The Internet security firm McAfee later announced it had isolated the malicious software used in the attack, saying it exploited a previously unknown vulnerability in Microsoft Internet Explorer that allowed attackers to secretly commandeer the victim’s system. McAfee analyst George Kurtz told the Washington Post, “The current bumper crop of malware is very sophisticated, highly targeted and designed to infect, conceal access, siphon data or, even worse, modify data without detection.” The programs “were primarily seen by governments, and the mere mention of them strikes fear in any cyberwarrior.”

The attack on Google and the threat posed to the Internet and the American government was viewed as serious enough it become a diplomatic issue between the United States and China. U.S. Secretary of State Hillary Clinton urged China to investigate the cyber intrusions of Google. Beijing responded by saying that it was not involved in the cyber attacks and that Washington’s demand implied that it was and said China was the biggest victim of cyber attacks, not the main source of them, with many of attacks on China originating in the United States.

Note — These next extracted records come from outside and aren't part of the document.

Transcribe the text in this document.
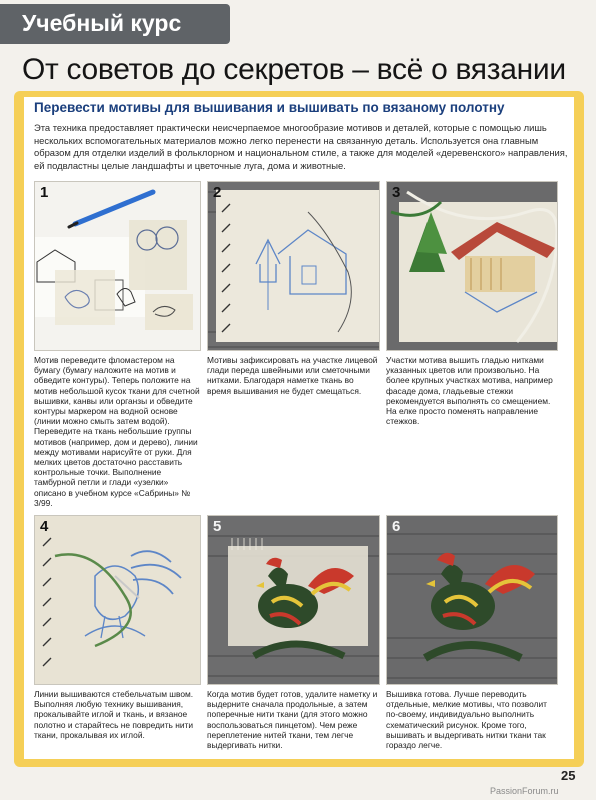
Учебный курс
От советов до секретов – всё о вязании
Перевести мотивы для вышивания и вышивать по вязаному полотну
Эта техника предоставляет практически неисчерпаемое многообразие мотивов и деталей, которые с помощью лишь нескольких вспомогательных материалов можно легко перенести на связанную деталь. Используется она главным образом для отделки изделий в фольклорном и национальном стиле, а также для моделей «деревенского» направления, ей подвластны целые ландшафты и цветочные луга, дома и животные.
1	2	3
Мотив переведите фломастером на бумагу (бумагу наложите на мотив и обведите контуры). Теперь положите на мотив небольшой кусок ткани для счетной вышивки, канвы или органзы и обведите контуры маркером на водной основе (линии можно смыть затем водой). Переведите на ткань небольшие группы мотивов (например, дом и дерево), линии между мотивами нарисуйте от руки. Для мелких цветов достаточно расставить контрольные точки. Выполнение тамбурной петли и глади «узелки» описано в учебном курсе «Сабрины» № 3/99.
Мотивы зафиксировать на участке лицевой глади переда швейными или сметочными нитками. Благодаря наметке ткань во время вышивания не будет смещаться.
Участки мотива вышить гладью нитками указанных цветов или произвольно. На более крупных участках мотива, например фасаде дома, гладьевые стежки рекомендуется выполнять со смещением. На елке просто поменять направление стежков.
4	5	6
Линии вышиваются стебельчатым швом. Выполняя любую технику вышивания, прокалывайте иглой и ткань, и вязаное полотно и старайтесь не повредить нити ткани, прокалывая их иглой.
Когда мотив будет готов, удалите наметку и выдерните сначала продольные, а затем поперечные нити ткани (для этого можно воспользоваться пинцетом). Чем реже переплетение нитей ткани, тем легче выдергивать нитки.
Вышивка готова. Лучше переводить отдельные, мелкие мотивы, что позволит по-своему, индивидуально выполнить схематический рисунок. Кроме того, вышивать и выдергивать нитки ткани так гораздо легче.
25
PassionForum.ru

McAfee Reports on Chinese Hackers Attacks

In February 2011, the Internet security company McAfee released a report that hackers operating from China stole sensitive information from Western oil companies through a “coordinated, covert and targeted” attack that began in February 2011. McAfee did not identify the companies but said hackers stole information in operations, bidding for oil fields and financing. The hackers worked through servers in the United States and the Netherlands and exploited vulnerabilities in the Windows operation system.

In August 2011, McAfee claimed it had uncovered the biggest series of cyber-attacks to date and believed a state actor was responsible. The security company said it had discovered a five-year long campaign of cyber attacks on the networks of governments, organisations and businesses. It did not name the "state actor" it believed was behind the attacks but several experts pointed the finger at China. McAfee said the 72 victims in the hacking campaign included the governments of the United States, Taiwan, India, South Korea, Vietnam and Canada. Other targets were the United Nations, the Association of Southeast Asian Nations, the International Olympic Committee; and an array of companies from defence contractors to hi-tech enterprises. [Source: Reuters, The Guardian August 5, 2011]

China's leading state newspaper dismissed as "irresponsible" suggestions that Beijing was the "state actor" behind massive internet hacking of governments and companies. The People's Daily disputed the suggestions. "Linking China to internet hacking attacks is irresponsible," it said. "The McAfee report claims that a “state actor' engaged in hacking for a large-scale internet espionage operation, but its analysis clearly does not stand up to scrutiny."

Top American Electronic Espionage Expert on China

One of the most knowledgeable people about China’s cyber warfare capabilities is Mike McConnell, who was director of the National Intelligence, the supreme authority over U.S. intelligence, from 2007 to 2009, and head National Intelligence Agency (NSA), from 1992 to 1996. He told Nathan Gardels in the Global Viewpoint column, the Chinese “are determined to be the best. Probably the best in the cyber realm are the United States, then the Russians, the British, the Israelis and the French. The next tier is the Chinese.”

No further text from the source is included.